Upon entering office in 2011, Kansas Governor Sam Brownback declared Kansas would host a “real live experiment” to demonstrate that the road to prosperity is paved with repealed regulations and never-ending tax cuts. Unfortunately for Brownback, his conservative dream–indistinguishable from that of the Koch brothers and their network of interest groups–has quickly evolved into a budgetary nightmare. As the economic forecast worsens, Kansas GOP lawmakers are abandoning the governor and reminding voters that, “It’s his policy that put us there.”
Governor Brownback’s audacious, ill-advised “experiment” wouldn’t have been possible without the influence of David and Charles Koch. The Kochs and their network of conservative interest groups were the largest contributors to Brownback’s 2010 campaign. Influencing Brownback’s policy directly, one of Americans for Prosperity’s foremost consultants became the state’s budget director–helping to draft the budgets that have driven Kansas to the brink of fiscal ruin.
The Kochs got everything they could ever want in their home state: decimated government regulations, sweeping tax cuts for businesses, rejected Medicare subsidies, and the elimination of state jobs. The result for Kansans has been dramatic cuts to education spending, infrastructure projects, and what can charitably be described as lackluster job growth (less than .1% over the last year.)

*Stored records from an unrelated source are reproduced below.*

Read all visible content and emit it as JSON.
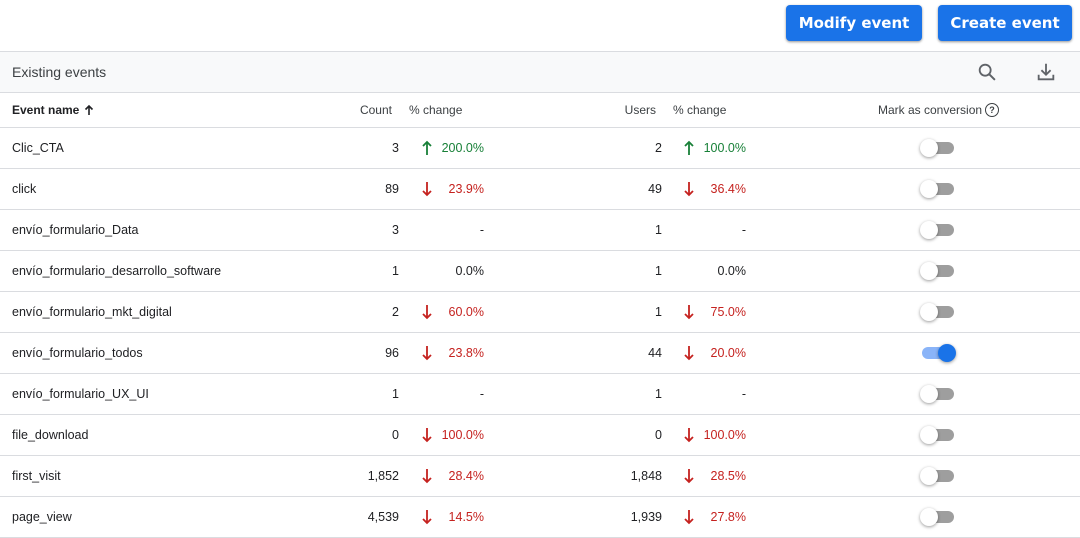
{
  "toolbar": {
    "modify_label": "Modify event",
    "create_label": "Create event"
  },
  "card": {
    "title": "Existing events"
  },
  "table": {
    "headers": {
      "event_name": "Event name",
      "count": "Count",
      "pct_change_count": "% change",
      "users": "Users",
      "pct_change_users": "% change",
      "conversion": "Mark as conversion",
      "help": "?"
    },
    "rows": [
      {
        "name": "Clic_CTA",
        "count": "3",
        "count_change": "200.0%",
        "count_dir": "up",
        "users": "2",
        "users_change": "100.0%",
        "users_dir": "up",
        "conversion": false
      },
      {
        "name": "click",
        "count": "89",
        "count_change": "23.9%",
        "count_dir": "down",
        "users": "49",
        "users_change": "36.4%",
        "users_dir": "down",
        "conversion": false
      },
      {
        "name": "envío_formulario_Data",
        "count": "3",
        "count_change": "-",
        "count_dir": "none",
        "users": "1",
        "users_change": "-",
        "users_dir": "none",
        "conversion": false
      },
      {
        "name": "envío_formulario_desarrollo_software",
        "count": "1",
        "count_change": "0.0%",
        "count_dir": "none",
        "users": "1",
        "users_change": "0.0%",
        "users_dir": "none",
        "conversion": false
      },
      {
        "name": "envío_formulario_mkt_digital",
        "count": "2",
        "count_change": "60.0%",
        "count_dir": "down",
        "users": "1",
        "users_change": "75.0%",
        "users_dir": "down",
        "conversion": false
      },
      {
        "name": "envío_formulario_todos",
        "count": "96",
        "count_change": "23.8%",
        "count_dir": "down",
        "users": "44",
        "users_change": "20.0%",
        "users_dir": "down",
        "conversion": true
      },
      {
        "name": "envío_formulario_UX_UI",
        "count": "1",
        "count_change": "-",
        "count_dir": "none",
        "users": "1",
        "users_change": "-",
        "users_dir": "none",
        "conversion": false
      },
      {
        "name": "file_download",
        "count": "0",
        "count_change": "100.0%",
        "count_dir": "down",
        "users": "0",
        "users_change": "100.0%",
        "users_dir": "down",
        "conversion": false
      },
      {
        "name": "first_visit",
        "count": "1,852",
        "count_change": "28.4%",
        "count_dir": "down",
        "users": "1,848",
        "users_change": "28.5%",
        "users_dir": "down",
        "conversion": false
      },
      {
        "name": "page_view",
        "count": "4,539",
        "count_change": "14.5%",
        "count_dir": "down",
        "users": "1,939",
        "users_change": "27.8%",
        "users_dir": "down",
        "conversion": false
      }
    ]
  },
  "icons": {
    "search": "search-icon",
    "download": "download-icon",
    "sort": "arrow-up-icon"
  },
  "colors": {
    "primary": "#1a73e8",
    "up": "#188038",
    "down": "#c5221f",
    "toggle_on_track": "#8ab4f8",
    "toggle_off_track": "#9e9e9e"
  }
}
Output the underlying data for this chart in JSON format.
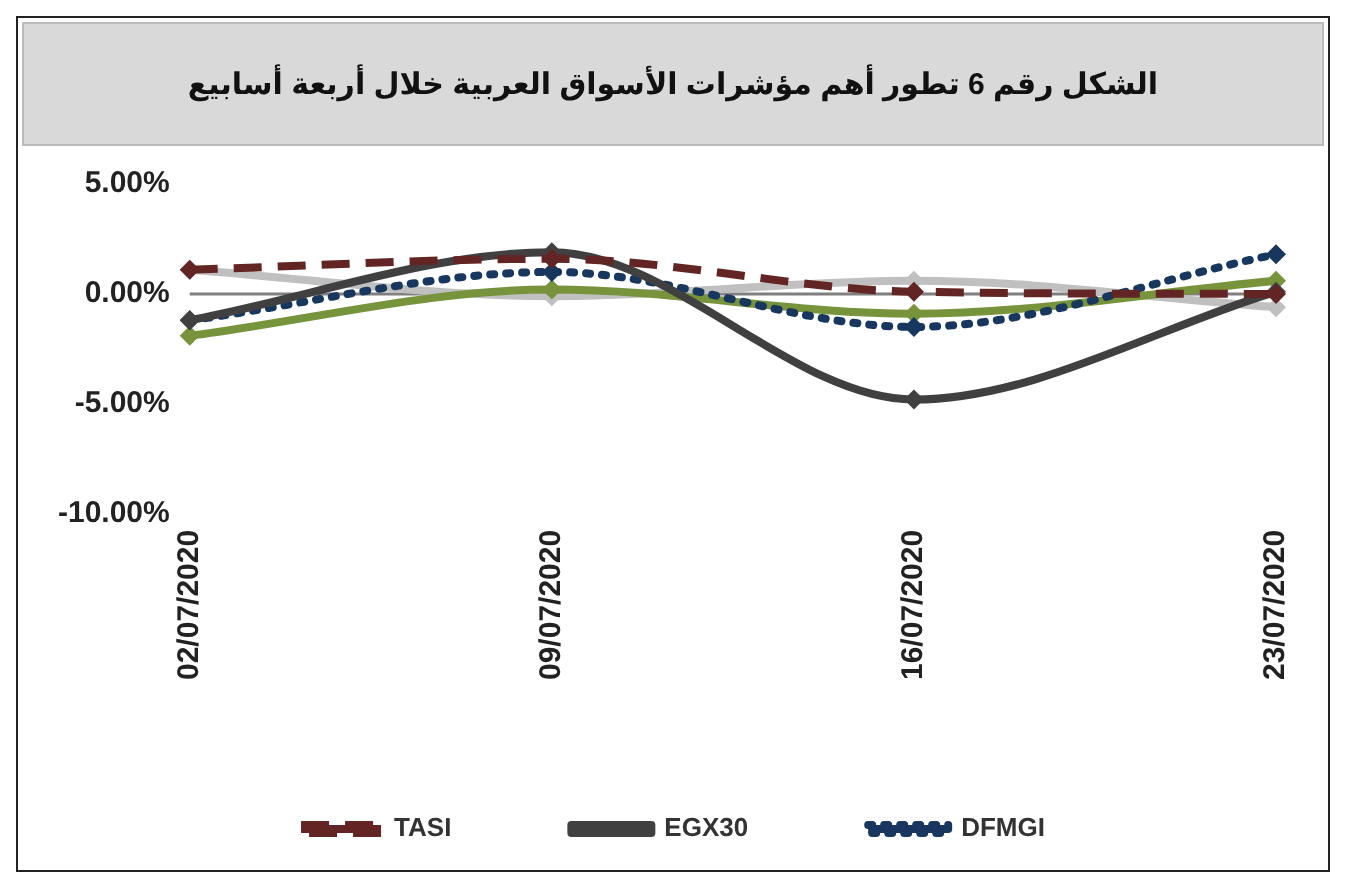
{
  "chart_data": {
    "type": "line",
    "title": "الشكل رقم 6 تطور أهم مؤشرات الأسواق العربية خلال أربعة أسابيع",
    "categories": [
      "02/07/2020",
      "09/07/2020",
      "16/07/2020",
      "23/07/2020"
    ],
    "series": [
      {
        "name": "TASI",
        "color": "#632523",
        "line_style": "dashed",
        "values": [
          1.1,
          1.6,
          0.1,
          0.0
        ]
      },
      {
        "name": "EGX30",
        "color": "#404040",
        "line_style": "solid",
        "values": [
          -1.2,
          1.9,
          -4.8,
          0.1
        ]
      },
      {
        "name": "DFMGI",
        "color": "#17375e",
        "line_style": "dotted",
        "values": [
          -1.2,
          1.0,
          -1.5,
          1.8
        ]
      },
      {
        "color": "#77933c",
        "line_style": "solid",
        "values": [
          -1.9,
          0.2,
          -0.9,
          0.6
        ]
      },
      {
        "color": "#c0c0c0",
        "line_style": "solid",
        "values": [
          1.1,
          -0.1,
          0.6,
          -0.6
        ]
      }
    ],
    "ylim": [
      -10,
      5
    ],
    "yticks": [
      {
        "value": -10,
        "label": "-10.00%"
      },
      {
        "value": -5,
        "label": "-5.00%"
      },
      {
        "value": 0,
        "label": "0.00%"
      },
      {
        "value": 5,
        "label": "5.00%"
      }
    ],
    "ref_lines": [
      {
        "axis": "y",
        "value": 0,
        "color": "#7f7f7f",
        "line_style": "solid"
      }
    ],
    "marker": "diamond",
    "grid": false,
    "legend": "bottom"
  }
}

The Kansas “experiment” is a dramatic example of what happens when the Kochs get what they want; the results are economic stagnation, a government in turmoil, and a lower standard of living for the state’s residents.
Now many of the same Republicans who helped pass Brownback’s plan are in open revolt, refusing to help the governor cut spending so he can avoid rolling back any of his signature tax measures.

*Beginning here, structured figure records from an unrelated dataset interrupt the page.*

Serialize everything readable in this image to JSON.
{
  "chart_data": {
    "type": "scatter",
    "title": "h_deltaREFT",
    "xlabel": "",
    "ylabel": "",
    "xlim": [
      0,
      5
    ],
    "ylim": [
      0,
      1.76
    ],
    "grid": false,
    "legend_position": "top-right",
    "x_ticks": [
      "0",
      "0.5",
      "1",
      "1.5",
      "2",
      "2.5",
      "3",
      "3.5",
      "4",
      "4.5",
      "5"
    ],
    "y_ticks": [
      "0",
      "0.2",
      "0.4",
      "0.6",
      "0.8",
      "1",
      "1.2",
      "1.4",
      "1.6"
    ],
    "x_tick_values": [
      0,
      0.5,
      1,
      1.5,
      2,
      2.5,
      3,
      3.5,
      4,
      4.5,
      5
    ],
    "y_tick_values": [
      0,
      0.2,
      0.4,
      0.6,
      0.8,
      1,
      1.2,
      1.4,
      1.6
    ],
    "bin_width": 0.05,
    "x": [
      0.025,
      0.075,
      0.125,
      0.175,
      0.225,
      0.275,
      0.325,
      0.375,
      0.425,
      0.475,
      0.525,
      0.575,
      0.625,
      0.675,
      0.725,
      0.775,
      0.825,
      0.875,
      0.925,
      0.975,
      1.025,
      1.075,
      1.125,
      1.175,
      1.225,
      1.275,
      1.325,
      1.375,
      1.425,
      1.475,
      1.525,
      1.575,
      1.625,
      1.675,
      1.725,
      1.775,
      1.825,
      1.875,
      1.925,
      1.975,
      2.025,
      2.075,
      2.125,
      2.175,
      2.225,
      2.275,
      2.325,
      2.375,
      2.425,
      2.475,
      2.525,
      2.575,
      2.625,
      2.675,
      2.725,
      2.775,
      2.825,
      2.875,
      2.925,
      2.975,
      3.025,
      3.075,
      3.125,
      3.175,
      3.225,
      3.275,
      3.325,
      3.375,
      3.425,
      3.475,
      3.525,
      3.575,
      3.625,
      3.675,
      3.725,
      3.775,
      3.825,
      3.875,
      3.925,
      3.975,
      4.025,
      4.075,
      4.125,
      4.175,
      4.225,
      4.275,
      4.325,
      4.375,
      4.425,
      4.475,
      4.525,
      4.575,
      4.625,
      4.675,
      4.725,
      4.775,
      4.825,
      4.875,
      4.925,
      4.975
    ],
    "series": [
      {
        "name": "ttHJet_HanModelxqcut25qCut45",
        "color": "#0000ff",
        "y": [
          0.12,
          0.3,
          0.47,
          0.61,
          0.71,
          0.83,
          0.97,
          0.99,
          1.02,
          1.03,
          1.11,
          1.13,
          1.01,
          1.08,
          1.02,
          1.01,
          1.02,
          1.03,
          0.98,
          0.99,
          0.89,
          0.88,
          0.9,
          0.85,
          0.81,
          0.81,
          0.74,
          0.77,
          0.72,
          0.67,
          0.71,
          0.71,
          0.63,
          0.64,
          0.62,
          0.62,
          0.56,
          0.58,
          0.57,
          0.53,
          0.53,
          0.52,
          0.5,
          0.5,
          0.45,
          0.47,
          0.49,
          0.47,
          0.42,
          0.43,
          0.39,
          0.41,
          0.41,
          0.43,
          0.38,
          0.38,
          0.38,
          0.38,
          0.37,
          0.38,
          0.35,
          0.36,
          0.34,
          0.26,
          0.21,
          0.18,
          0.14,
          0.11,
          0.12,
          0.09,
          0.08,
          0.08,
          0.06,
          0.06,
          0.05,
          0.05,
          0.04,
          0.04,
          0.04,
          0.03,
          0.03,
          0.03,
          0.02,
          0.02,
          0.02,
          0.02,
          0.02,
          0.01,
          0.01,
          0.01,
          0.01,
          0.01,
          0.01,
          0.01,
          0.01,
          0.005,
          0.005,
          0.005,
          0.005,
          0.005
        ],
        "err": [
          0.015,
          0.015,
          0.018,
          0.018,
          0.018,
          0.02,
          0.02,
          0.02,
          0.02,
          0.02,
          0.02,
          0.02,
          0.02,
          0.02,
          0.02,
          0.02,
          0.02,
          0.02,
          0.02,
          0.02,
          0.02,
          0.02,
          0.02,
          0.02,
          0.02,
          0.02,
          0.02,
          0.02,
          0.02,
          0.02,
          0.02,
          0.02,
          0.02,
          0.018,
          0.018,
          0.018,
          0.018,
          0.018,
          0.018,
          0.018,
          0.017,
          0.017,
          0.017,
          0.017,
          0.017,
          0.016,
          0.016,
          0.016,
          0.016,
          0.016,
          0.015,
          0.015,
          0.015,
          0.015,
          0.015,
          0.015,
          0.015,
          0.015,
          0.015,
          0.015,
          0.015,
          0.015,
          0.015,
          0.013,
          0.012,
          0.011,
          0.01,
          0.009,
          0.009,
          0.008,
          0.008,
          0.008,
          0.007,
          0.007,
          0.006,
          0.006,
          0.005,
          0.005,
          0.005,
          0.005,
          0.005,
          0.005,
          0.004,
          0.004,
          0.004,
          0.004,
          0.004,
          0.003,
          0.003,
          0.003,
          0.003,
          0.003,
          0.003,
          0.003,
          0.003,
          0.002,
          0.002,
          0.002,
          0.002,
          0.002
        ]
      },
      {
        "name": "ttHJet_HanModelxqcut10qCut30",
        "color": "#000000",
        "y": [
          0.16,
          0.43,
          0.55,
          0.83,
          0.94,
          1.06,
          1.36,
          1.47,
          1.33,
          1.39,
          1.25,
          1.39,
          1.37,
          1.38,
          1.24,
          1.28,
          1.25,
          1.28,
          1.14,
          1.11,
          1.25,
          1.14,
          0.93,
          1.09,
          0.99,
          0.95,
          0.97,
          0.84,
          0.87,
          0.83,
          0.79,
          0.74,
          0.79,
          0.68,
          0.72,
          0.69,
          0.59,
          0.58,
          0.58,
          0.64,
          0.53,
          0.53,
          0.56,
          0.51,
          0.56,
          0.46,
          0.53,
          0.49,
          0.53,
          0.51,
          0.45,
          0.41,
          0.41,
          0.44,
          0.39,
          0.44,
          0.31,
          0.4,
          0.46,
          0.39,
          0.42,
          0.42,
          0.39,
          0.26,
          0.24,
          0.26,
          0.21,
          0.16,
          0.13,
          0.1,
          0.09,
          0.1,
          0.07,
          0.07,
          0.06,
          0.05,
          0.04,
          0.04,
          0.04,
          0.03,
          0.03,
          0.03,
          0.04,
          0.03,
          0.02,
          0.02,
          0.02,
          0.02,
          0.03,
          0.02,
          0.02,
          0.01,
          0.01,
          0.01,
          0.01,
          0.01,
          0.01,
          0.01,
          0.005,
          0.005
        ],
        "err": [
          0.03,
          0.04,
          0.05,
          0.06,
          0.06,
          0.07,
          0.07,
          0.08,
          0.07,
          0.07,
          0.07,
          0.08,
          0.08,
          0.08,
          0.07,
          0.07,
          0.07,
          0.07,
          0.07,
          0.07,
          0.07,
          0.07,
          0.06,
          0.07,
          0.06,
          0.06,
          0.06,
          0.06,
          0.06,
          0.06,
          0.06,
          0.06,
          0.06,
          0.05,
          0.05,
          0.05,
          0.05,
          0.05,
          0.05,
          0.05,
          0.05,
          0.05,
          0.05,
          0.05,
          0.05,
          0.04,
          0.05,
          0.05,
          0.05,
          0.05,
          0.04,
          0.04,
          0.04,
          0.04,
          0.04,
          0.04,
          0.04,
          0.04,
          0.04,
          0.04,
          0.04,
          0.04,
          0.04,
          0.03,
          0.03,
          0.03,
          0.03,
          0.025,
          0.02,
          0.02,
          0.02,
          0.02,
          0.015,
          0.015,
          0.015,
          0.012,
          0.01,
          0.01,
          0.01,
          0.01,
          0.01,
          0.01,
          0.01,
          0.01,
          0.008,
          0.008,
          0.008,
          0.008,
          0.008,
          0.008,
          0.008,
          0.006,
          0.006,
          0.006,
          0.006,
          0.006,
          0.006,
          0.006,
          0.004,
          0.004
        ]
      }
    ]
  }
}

The continuing budget turmoil has been “just amateurish,” said Republican Sen. Jim Denning, a former conservative ally of Brownback’s who has become a critic. “I’m not happy with how things played out.”
For guidance, Mr. Brownback has leaned on Reagan-era supply-sider economist Arthur Laffer, as well as on Americans for Prosperity, a conservative group funded by the Wichita-based Koch brothers. One of AFP’s top consultants, who drafted mock state budgets while working for the group, is now the state’s budget director.

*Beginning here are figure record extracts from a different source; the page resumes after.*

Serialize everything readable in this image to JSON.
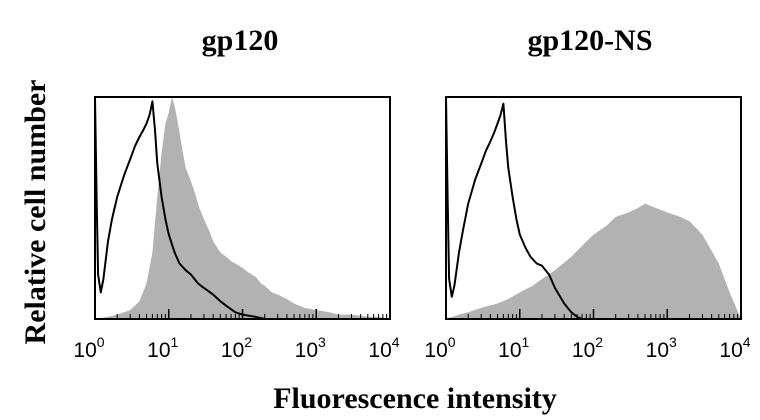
{
  "figure": {
    "ylabel": "Relative cell number",
    "xlabel": "Fluorescence intensity"
  },
  "chart_data": [
    {
      "type": "area",
      "title": "gp120",
      "x_scale": "log",
      "xlim": [
        1,
        10000
      ],
      "x_ticks": [
        {
          "base": "10",
          "exp": "0"
        },
        {
          "base": "10",
          "exp": "1"
        },
        {
          "base": "10",
          "exp": "2"
        },
        {
          "base": "10",
          "exp": "3"
        },
        {
          "base": "10",
          "exp": "4"
        }
      ],
      "ylim": [
        0,
        100
      ],
      "grid": false,
      "series": [
        {
          "style": "filled",
          "color": "#b2b2b2",
          "x": [
            1,
            1.5,
            2,
            3,
            4,
            5,
            6,
            7,
            8,
            9,
            10,
            11,
            12,
            13,
            14,
            15,
            17,
            20,
            23,
            26,
            30,
            35,
            40,
            50,
            60,
            70,
            80,
            100,
            120,
            150,
            180,
            200,
            250,
            300,
            400,
            500,
            700,
            1000,
            1500,
            2000,
            3000,
            5000,
            7000,
            10000
          ],
          "y": [
            0,
            1,
            2,
            4,
            8,
            16,
            30,
            55,
            75,
            88,
            93,
            100,
            96,
            90,
            84,
            78,
            68,
            62,
            56,
            50,
            45,
            40,
            35,
            30,
            28,
            26,
            25,
            23,
            21,
            19,
            16,
            15,
            12,
            11,
            9,
            7,
            5,
            4,
            3,
            2,
            2,
            1,
            1,
            0
          ]
        },
        {
          "style": "outline",
          "color": "#000000",
          "x": [
            1,
            1.05,
            1.1,
            1.2,
            1.3,
            1.5,
            1.7,
            2,
            2.5,
            3,
            3.5,
            4,
            4.5,
            5,
            5.5,
            6,
            6.5,
            7,
            8,
            9,
            10,
            12,
            14,
            17,
            20,
            25,
            30,
            40,
            50,
            60,
            80,
            100,
            150,
            200,
            10000
          ],
          "y": [
            100,
            55,
            20,
            12,
            18,
            35,
            45,
            55,
            65,
            72,
            78,
            82,
            85,
            88,
            92,
            98,
            85,
            70,
            55,
            45,
            38,
            30,
            25,
            22,
            20,
            16,
            14,
            11,
            8,
            6,
            3,
            2,
            1,
            0,
            0
          ]
        }
      ]
    },
    {
      "type": "area",
      "title": "gp120-NS",
      "x_scale": "log",
      "xlim": [
        1,
        10000
      ],
      "x_ticks": [
        {
          "base": "10",
          "exp": "0"
        },
        {
          "base": "10",
          "exp": "1"
        },
        {
          "base": "10",
          "exp": "2"
        },
        {
          "base": "10",
          "exp": "3"
        },
        {
          "base": "10",
          "exp": "4"
        }
      ],
      "ylim": [
        0,
        100
      ],
      "grid": false,
      "series": [
        {
          "style": "filled",
          "color": "#b2b2b2",
          "x": [
            1,
            1.5,
            2,
            3,
            5,
            7,
            10,
            15,
            20,
            30,
            50,
            70,
            100,
            150,
            200,
            300,
            400,
            500,
            700,
            1000,
            1500,
            2000,
            3000,
            5000,
            7000,
            10000
          ],
          "y": [
            0,
            2,
            3,
            5,
            7,
            9,
            12,
            15,
            18,
            22,
            28,
            33,
            38,
            42,
            46,
            48,
            50,
            52,
            50,
            48,
            46,
            44,
            38,
            25,
            12,
            0
          ]
        },
        {
          "style": "outline",
          "color": "#000000",
          "x": [
            1,
            1.05,
            1.1,
            1.2,
            1.3,
            1.5,
            1.7,
            2,
            2.5,
            3,
            3.5,
            4,
            4.5,
            5,
            5.5,
            6,
            6.5,
            7,
            8,
            9,
            10,
            12,
            14,
            17,
            20,
            25,
            30,
            40,
            50,
            60,
            70,
            80,
            100,
            10000
          ],
          "y": [
            100,
            55,
            18,
            10,
            15,
            30,
            40,
            52,
            63,
            70,
            76,
            80,
            84,
            88,
            92,
            97,
            80,
            68,
            55,
            45,
            38,
            32,
            28,
            25,
            24,
            20,
            14,
            7,
            3,
            1,
            0,
            0,
            0,
            0
          ]
        }
      ]
    }
  ]
}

Washington Post: In Kansas, Brownback tried a red-state ‘experiment.’ Now he may be paying a political price
Often backed by Koch-supported groups such as the American Legislative Exchange Council and Americans for Prosperity, Republican governors and legislators have introduced proposals to cut taxes and refashion state governments in a more conservative mold. But they have generally taken a more moderate route than Kansas.